Oil falls over 2.5 percent as commodities drop

14 Jun, 2006

Oil fell more than 2.5 percent to below $69 a barrel Tuesday as risk-averse investors fled from commodity markets, spooked by fears that interest rates would rise to combat inflation.
Prices of industrial and precious metals also fell sharply and equity markets dropped. A flow of money from investment funds has helped send oil and some other commodities to record or decades highs in 2006.
"The broader market concern is about growth and inflation," said Craig Pennington, global energy portfolio manager at Schroders. "From the oil market's perspective, the concerns are that if you see slower economic growth you'll see slower oil demand." US crude for July settled down $1.80 at $68.56 a barrel after trading as low as $68.30. London Brent crude lost $2.01 to $66.92 a barrel.
Oil also slipped on expectations US gasoline inventories rose for a seventh week and as the season's first Atlantic storm, Tropical Storm Alberto, weakened along a route that will miss US energy installations.
"It was clear yesterday morning that Alberto was not going to hit the installations in the US Gulf," said Deborah White, analyst at Societe Generale. "It just became a reminder that the hurricane season is back."
Qatar's Oil Minister Abdullah al-Attiyah said crude supplies were plentiful and blamed recent high prices - which hit a record over $75 a barrel for US crude in April - on a shortage of refining capacity.
"There is no shortage of supply," al-Attiyah said at an event hosted by the US Chamber of Commerce in Washington. He added that oil prices of $50 to $55 a barrel would be ideal for the Opec producer cartel.
IEA ON DEMAND: Oil in New York, which hit a record of $75.35 in April, is still up 13 percent this year. Tension over Iran's atomic work, violence in Iraq and growing world demand have boosted prices.

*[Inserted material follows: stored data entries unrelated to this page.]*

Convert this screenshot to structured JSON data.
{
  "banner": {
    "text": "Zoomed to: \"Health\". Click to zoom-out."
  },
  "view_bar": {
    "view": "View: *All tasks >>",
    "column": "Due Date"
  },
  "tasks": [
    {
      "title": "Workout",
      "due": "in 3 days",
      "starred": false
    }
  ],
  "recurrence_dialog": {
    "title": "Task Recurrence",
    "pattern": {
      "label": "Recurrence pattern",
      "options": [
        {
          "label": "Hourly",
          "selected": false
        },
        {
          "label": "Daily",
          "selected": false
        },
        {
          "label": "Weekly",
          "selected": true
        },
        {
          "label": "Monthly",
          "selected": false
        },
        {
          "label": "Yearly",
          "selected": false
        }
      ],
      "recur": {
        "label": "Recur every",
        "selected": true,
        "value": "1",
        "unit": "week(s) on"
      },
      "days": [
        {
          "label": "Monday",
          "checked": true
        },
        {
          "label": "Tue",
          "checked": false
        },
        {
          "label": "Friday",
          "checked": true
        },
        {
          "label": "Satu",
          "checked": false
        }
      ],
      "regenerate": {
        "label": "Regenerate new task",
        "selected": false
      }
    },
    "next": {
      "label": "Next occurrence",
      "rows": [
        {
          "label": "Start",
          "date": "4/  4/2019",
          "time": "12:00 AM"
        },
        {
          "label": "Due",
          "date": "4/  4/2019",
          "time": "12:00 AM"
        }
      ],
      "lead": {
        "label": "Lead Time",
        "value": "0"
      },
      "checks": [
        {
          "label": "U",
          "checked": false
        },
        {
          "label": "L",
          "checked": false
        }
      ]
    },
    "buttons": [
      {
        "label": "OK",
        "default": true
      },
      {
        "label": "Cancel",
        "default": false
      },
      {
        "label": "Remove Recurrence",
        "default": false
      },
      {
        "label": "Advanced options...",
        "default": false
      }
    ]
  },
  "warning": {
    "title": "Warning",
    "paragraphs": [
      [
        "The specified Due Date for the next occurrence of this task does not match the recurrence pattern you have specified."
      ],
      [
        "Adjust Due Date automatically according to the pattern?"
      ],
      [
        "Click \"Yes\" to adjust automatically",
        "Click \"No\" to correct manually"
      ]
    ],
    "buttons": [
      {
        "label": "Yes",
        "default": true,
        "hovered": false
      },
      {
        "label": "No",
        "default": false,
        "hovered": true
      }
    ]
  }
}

A monthly report from the International Energy Agency on Tuesday said a robust world economy is underpinning oil demand growth, but high prices are slowing consumption in the US
"Strong economic growth is an important counterbalance, but on the whole we're seeing evidence of high price effects coming through," said Lawrence Eagles, head of the IEA's oil industry and markets division.
The adviser to 26 industrialised countries cut 2006 global oil demand growth by just 10,000 barrels per day to 1.24 million bpd, and traders said the report could be seen as supportive. "The IEA report this morning was neutral to slightly bullish," said Rob Laughlin, a broker at Man Financial.
A rise in US fuel inventories in recent weeks has helped counter the impact on oil prices of tension over Iran's nuclear work and supply losses in Nigeria, where attacks by militants have shut down about a quarter of the country's output.
US gasoline inventories stood about 2.4 percent below year-ago levels a week ago but are expected to have risen by 1.4 million barrels in the week to June 9, a seventh consecutive build, a preliminary Reuters poll shows.
Crude stocks were seen rising by 400,000 barrels and distillate inventories climbing 1.6 million barrels. US government stock data is due out on Wednesday.
Iran's signals on a Western offer to defuse the stand-off over its nuclear program have whipsawed oil markets. Tehran first sounded a positive note on the incentives last week but later cited some problems. Pressure to give a clear reply to the offer mounts this week as the 35-nation board of the International Atomic Energy Agency (IAEA) meets in Vienna.